Regarding archeological zones, out of the 42 affected by the earthquakes in September 2017, 25 have been attended: four in Chiapas, four in Guerrero, 4 in the State of Mexico, 9 in Oaxaca, two in Puebla, one in Guerrero, and two in Tabasco.
 

Meanwhile, another nine are being attended (one in Chiapas, five in Morelos, and three in Oaxaca), and four more are in studies for their subsequent attention (one in the State of Mexico, one in Guerrero, and two in Hidalgo.)

Regarding real estate, they informed that they have intervened approximately 1,600 out of the 15,000 movable assets and furniture associated with damaged real estate.

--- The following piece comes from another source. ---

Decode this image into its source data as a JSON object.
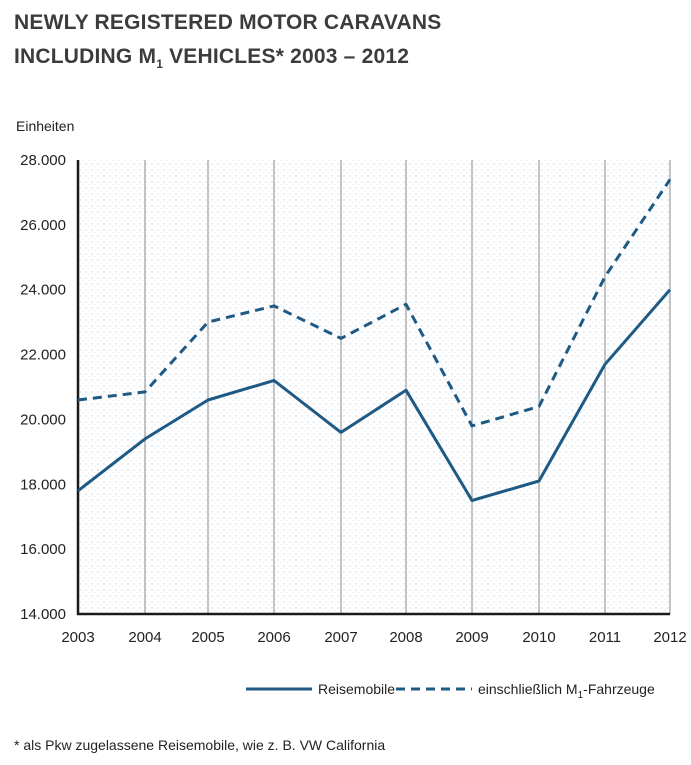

One of the flagship restorations performed at the Polychromed Sculpture Workshop of the CNCPC of the INAH, is the one of the polychromed sculpture of Santiago Apostle, from Izúcar de Matamoros, Puebla, a piece from the 16th century that suffered great damage after the dome of the parish fell on top of it. The progress in its restoration is relevant.

Another outstanding example is the recovery of three canvases and diverse fragments of the altarpiece of the Santa María de la Asunción Chapel, in Ocuilán, and one of the St. Peter and St. Paul Apostle Temple, in Ecatzingo, State of Mexico.
 

According to the INAH, they already have all the financial system to continue and conclude the attention to the missing damaged buildings, money from the insurance hired by the institution, by the Natural Disasters Fund (Fonden) or by third parties, such as foundations (Slim, Harp Helú, and Mary Street Jenkins among them), organizations, business groups, and even the own communities.

Likewise, some governments are collaborating in solidarity with the recovery of damaged cultural heritage, such as Hungary, Italy, Spain, and the U.S. embassy in Mexico.